Every so often, a documentary gains some traction in the mainstream media and catches the public's attention. Blackfish is the most recent film to do that, backed by CNN and released to a wider audience. The story of Tilikum, a male orca whale which has been in captivity since 1983 and has been responsible for the death of several trainers, the documentary questions the ramifications of keeping orcas in captivity, and particularly using them for shows at amusement parks such as Sea World.
I didn't expect the film to really be one I would review for this site, but I wanted to watch it to see what all the hype was about. It was definitely worth my time, and for reasons beyond just the specific plight of the orcas.
Blackfish begins by explaining the circumstances that led to the Occupational Safety and Health Administration (OSHA) suing Sea World, claiming that training orca/killer whales in such close proximity is inherently dangerous. The suit was brought after the violent death of a trainer at Sea World Orlando, after Tilikum attacked her. It then goes on to explain the history of this particular whale, from it being taken as a baby away from its pod in the wild to its current place at Sea World.
His history is a sad one, full of seclusion and isolation. Orcas being highly social creatures, to be ripped away from his mother as a young calf and put with other whales not part of his pod, is difficult enough. Add on top of that years of being penned in small concrete tanks when you are used to swimming freely in the ocean, punished by having your food withheld when you didn't cooperate and do behaviors on cue.
Many critics of this film have talked about how zoos and wildlife in captivity are exploiting animals for profit. That's an entirely different argument and probably one worth thinking about. (Though this film does make clear a distinction between amusement parks and zoos, from the quality of their care to their purpose for existence.)
But more than anything, this film made me think about how we look at animals and their treatment in general. Much has been made of artists canceling performances at Sea World parks and people boycotting the parks in general, in protest of the way orcas are treated. But no matter how many videos are shown of the horrific treatment of animals in factory farms, people continue to purchase and consume animals who lived miserable lives full of suffering, in the farthest thing from their natural existence possible.
One particularly moving portion of the documentary details the first baby orca born in captivity at Sea World, and how she was removed from her mother to another park. When she was removed, the mother orca stayed in the spot where she was taken and shook, making agonizing vocalizations that experts say were meant to be long-range. She was calling out for her lost calf, which she would never see again. It seems awful, and it is. But this happens every time a calf is taken from its mother cow on factory farms, whether used for veal or sold off to another feedlot. There are documented cases of mother cows bellowing for their lost calves, standing in the spot they were last together, emotionally distraught. But we find this okay.

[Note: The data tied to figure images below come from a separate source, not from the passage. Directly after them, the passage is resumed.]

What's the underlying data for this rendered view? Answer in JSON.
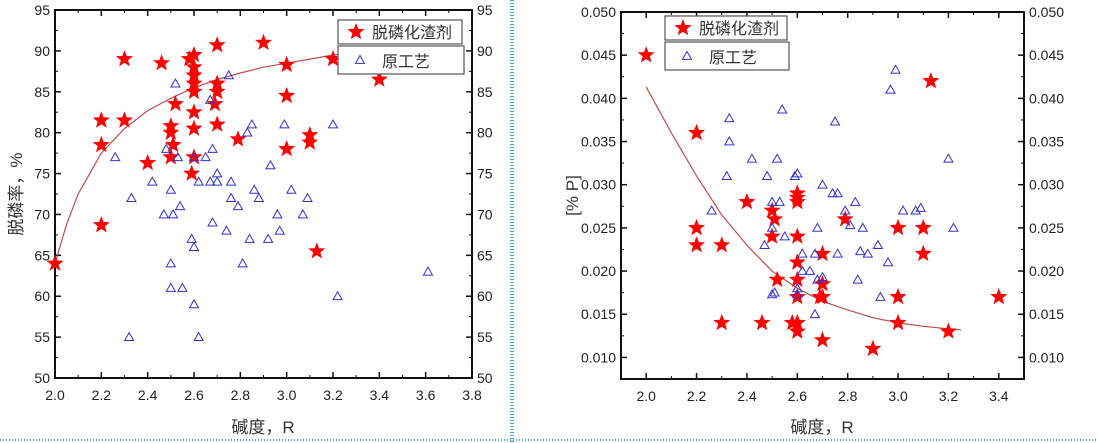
{
  "colors": {
    "star": "#ff0000",
    "triangle": "#3333cc",
    "fit": "#b03030",
    "separator": "#4aa3df"
  },
  "chart_data": [
    {
      "type": "scatter",
      "xlabel": "碱度，R",
      "ylabel": "脱磷率，%",
      "xlim": [
        2.0,
        3.8
      ],
      "ylim": [
        50,
        95
      ],
      "xticks": [
        "2.0",
        "2.2",
        "2.4",
        "2.6",
        "2.8",
        "3.0",
        "3.2",
        "3.4",
        "3.6",
        "3.8"
      ],
      "yticks": [
        "50",
        "55",
        "60",
        "65",
        "70",
        "75",
        "80",
        "85",
        "90",
        "95"
      ],
      "legend_position": "top-right",
      "series": [
        {
          "name": "脱磷化渣剂",
          "marker": "star",
          "points": [
            [
              2.0,
              64
            ],
            [
              2.2,
              81.5
            ],
            [
              2.2,
              78.5
            ],
            [
              2.2,
              68.7
            ],
            [
              2.3,
              89
            ],
            [
              2.3,
              81.5
            ],
            [
              2.4,
              76.3
            ],
            [
              2.46,
              88.5
            ],
            [
              2.5,
              80.8
            ],
            [
              2.5,
              80
            ],
            [
              2.5,
              77
            ],
            [
              2.51,
              78.5
            ],
            [
              2.52,
              83.5
            ],
            [
              2.58,
              89
            ],
            [
              2.6,
              89.5
            ],
            [
              2.6,
              88
            ],
            [
              2.6,
              87
            ],
            [
              2.6,
              86
            ],
            [
              2.6,
              85
            ],
            [
              2.6,
              82.5
            ],
            [
              2.6,
              80.5
            ],
            [
              2.6,
              77
            ],
            [
              2.59,
              75
            ],
            [
              2.7,
              90.7
            ],
            [
              2.7,
              86
            ],
            [
              2.7,
              85
            ],
            [
              2.69,
              83.5
            ],
            [
              2.7,
              81
            ],
            [
              2.79,
              79.2
            ],
            [
              2.9,
              91
            ],
            [
              3.0,
              88.3
            ],
            [
              3.0,
              84.5
            ],
            [
              3.0,
              78
            ],
            [
              3.1,
              79.7
            ],
            [
              3.1,
              78.8
            ],
            [
              3.13,
              65.5
            ],
            [
              3.2,
              89
            ],
            [
              3.4,
              86.5
            ]
          ]
        },
        {
          "name": "原工艺",
          "marker": "triangle",
          "points": [
            [
              2.26,
              77
            ],
            [
              2.33,
              72
            ],
            [
              2.32,
              55
            ],
            [
              2.42,
              74
            ],
            [
              2.47,
              70
            ],
            [
              2.48,
              78
            ],
            [
              2.5,
              73
            ],
            [
              2.51,
              70
            ],
            [
              2.5,
              64
            ],
            [
              2.5,
              61
            ],
            [
              2.52,
              86
            ],
            [
              2.53,
              77
            ],
            [
              2.54,
              71
            ],
            [
              2.55,
              61
            ],
            [
              2.59,
              67
            ],
            [
              2.6,
              66
            ],
            [
              2.6,
              77
            ],
            [
              2.6,
              59
            ],
            [
              2.62,
              74
            ],
            [
              2.62,
              55
            ],
            [
              2.65,
              77
            ],
            [
              2.67,
              84
            ],
            [
              2.67,
              74
            ],
            [
              2.68,
              78
            ],
            [
              2.68,
              69
            ],
            [
              2.7,
              75
            ],
            [
              2.7,
              74
            ],
            [
              2.74,
              68
            ],
            [
              2.75,
              87
            ],
            [
              2.76,
              74
            ],
            [
              2.76,
              72
            ],
            [
              2.79,
              71
            ],
            [
              2.81,
              64
            ],
            [
              2.83,
              80
            ],
            [
              2.84,
              67
            ],
            [
              2.85,
              81
            ],
            [
              2.86,
              73
            ],
            [
              2.88,
              72
            ],
            [
              2.92,
              67
            ],
            [
              2.93,
              76
            ],
            [
              2.96,
              70
            ],
            [
              2.97,
              68
            ],
            [
              2.99,
              81
            ],
            [
              3.02,
              73
            ],
            [
              3.07,
              70
            ],
            [
              3.09,
              72
            ],
            [
              3.2,
              81
            ],
            [
              3.22,
              60
            ],
            [
              3.61,
              63
            ]
          ]
        }
      ],
      "fit_curve": [
        [
          2.0,
          64
        ],
        [
          2.05,
          68.8
        ],
        [
          2.1,
          72.5
        ],
        [
          2.2,
          77.5
        ],
        [
          2.3,
          80.5
        ],
        [
          2.4,
          82.7
        ],
        [
          2.5,
          84.2
        ],
        [
          2.6,
          85.5
        ],
        [
          2.7,
          86.5
        ],
        [
          2.8,
          87.3
        ],
        [
          2.9,
          88
        ],
        [
          3.0,
          88.5
        ],
        [
          3.1,
          89
        ],
        [
          3.2,
          89.5
        ],
        [
          3.3,
          89.8
        ]
      ]
    },
    {
      "type": "scatter",
      "xlabel": "碱度，R",
      "ylabel": "[% P]",
      "xlim": [
        1.9,
        3.5
      ],
      "ylim": [
        0.0075,
        0.05
      ],
      "xticks": [
        "2.0",
        "2.2",
        "2.4",
        "2.6",
        "2.8",
        "3.0",
        "3.2",
        "3.4"
      ],
      "yticks": [
        "0.010",
        "0.015",
        "0.020",
        "0.025",
        "0.030",
        "0.035",
        "0.040",
        "0.045",
        "0.050"
      ],
      "legend_position": "top-left",
      "series": [
        {
          "name": "脱磷化渣剂",
          "marker": "star",
          "points": [
            [
              2.0,
              0.045
            ],
            [
              2.2,
              0.036
            ],
            [
              2.2,
              0.025
            ],
            [
              2.2,
              0.023
            ],
            [
              2.3,
              0.023
            ],
            [
              2.3,
              0.014
            ],
            [
              2.4,
              0.028
            ],
            [
              2.46,
              0.014
            ],
            [
              2.5,
              0.027
            ],
            [
              2.5,
              0.024
            ],
            [
              2.51,
              0.026
            ],
            [
              2.52,
              0.019
            ],
            [
              2.58,
              0.014
            ],
            [
              2.6,
              0.029
            ],
            [
              2.6,
              0.0285
            ],
            [
              2.6,
              0.028
            ],
            [
              2.6,
              0.024
            ],
            [
              2.6,
              0.021
            ],
            [
              2.6,
              0.019
            ],
            [
              2.6,
              0.017
            ],
            [
              2.6,
              0.014
            ],
            [
              2.6,
              0.013
            ],
            [
              2.7,
              0.022
            ],
            [
              2.7,
              0.0185
            ],
            [
              2.7,
              0.017
            ],
            [
              2.69,
              0.017
            ],
            [
              2.7,
              0.012
            ],
            [
              2.79,
              0.026
            ],
            [
              2.9,
              0.011
            ],
            [
              3.0,
              0.025
            ],
            [
              3.0,
              0.017
            ],
            [
              3.0,
              0.014
            ],
            [
              3.1,
              0.025
            ],
            [
              3.1,
              0.022
            ],
            [
              3.13,
              0.042
            ],
            [
              3.2,
              0.013
            ],
            [
              3.4,
              0.017
            ]
          ]
        },
        {
          "name": "原工艺",
          "marker": "triangle",
          "points": [
            [
              2.26,
              0.027
            ],
            [
              2.32,
              0.031
            ],
            [
              2.33,
              0.035
            ],
            [
              2.33,
              0.0377
            ],
            [
              2.42,
              0.033
            ],
            [
              2.47,
              0.023
            ],
            [
              2.48,
              0.031
            ],
            [
              2.5,
              0.028
            ],
            [
              2.5,
              0.025
            ],
            [
              2.5,
              0.0173
            ],
            [
              2.51,
              0.0175
            ],
            [
              2.52,
              0.033
            ],
            [
              2.53,
              0.028
            ],
            [
              2.54,
              0.0387
            ],
            [
              2.55,
              0.024
            ],
            [
              2.59,
              0.031
            ],
            [
              2.6,
              0.0313
            ],
            [
              2.6,
              0.018
            ],
            [
              2.6,
              0.0173
            ],
            [
              2.62,
              0.022
            ],
            [
              2.62,
              0.02
            ],
            [
              2.65,
              0.02
            ],
            [
              2.67,
              0.022
            ],
            [
              2.67,
              0.015
            ],
            [
              2.68,
              0.025
            ],
            [
              2.68,
              0.019
            ],
            [
              2.7,
              0.03
            ],
            [
              2.7,
              0.0193
            ],
            [
              2.74,
              0.029
            ],
            [
              2.75,
              0.0373
            ],
            [
              2.76,
              0.029
            ],
            [
              2.76,
              0.022
            ],
            [
              2.79,
              0.027
            ],
            [
              2.81,
              0.0253
            ],
            [
              2.83,
              0.028
            ],
            [
              2.84,
              0.019
            ],
            [
              2.85,
              0.0223
            ],
            [
              2.86,
              0.025
            ],
            [
              2.88,
              0.022
            ],
            [
              2.92,
              0.023
            ],
            [
              2.93,
              0.017
            ],
            [
              2.96,
              0.021
            ],
            [
              2.97,
              0.041
            ],
            [
              2.99,
              0.0433
            ],
            [
              3.02,
              0.027
            ],
            [
              3.07,
              0.027
            ],
            [
              3.09,
              0.0273
            ],
            [
              3.2,
              0.033
            ],
            [
              3.22,
              0.025
            ]
          ]
        }
      ],
      "fit_curve": [
        [
          2.0,
          0.0413
        ],
        [
          2.1,
          0.036
        ],
        [
          2.2,
          0.031
        ],
        [
          2.3,
          0.0265
        ],
        [
          2.4,
          0.023
        ],
        [
          2.5,
          0.02
        ],
        [
          2.6,
          0.018
        ],
        [
          2.7,
          0.0165
        ],
        [
          2.8,
          0.0155
        ],
        [
          2.9,
          0.0146
        ],
        [
          3.0,
          0.014
        ],
        [
          3.1,
          0.0136
        ],
        [
          3.2,
          0.0133
        ],
        [
          3.25,
          0.0132
        ]
      ]
    }
  ]
}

Perhaps it's because orca whales are honestly beautiful creatures, majestic in size and beyond graceful as they glide through the water. We also give them names and think of them with personalities. I recall my sister and I riding on a rubber, blown-up Shamu whale in our tiny kiddy pool growing up. We certainly don't glorify farm animals in such a way. Most people don't look at a cow in pasture as beautiful, let alone seeing that same animal standing knee deep in waste on an industrial feedlot.
Perhaps it's because it's much easier to simply boycott Sea World than it is to stop eating factory farmed meat. After all, there are many great places in this country to amuse ourselves or to learn about wildlife in general. And it's easier to bring out someone's inner activist when the price isn't very high and it doesn't require us to leave our comfort zones.
If you have the opportunity, watch Blackfish. It will make you think critically, which is the hallmark of a good documentary. And the actual cinematography is beautiful. But when you watch it, consider if the orcas are so much different at the end of the day than cows, chickens and pigs and whether or not they deserve the same kind of consideration and respect as Shamu.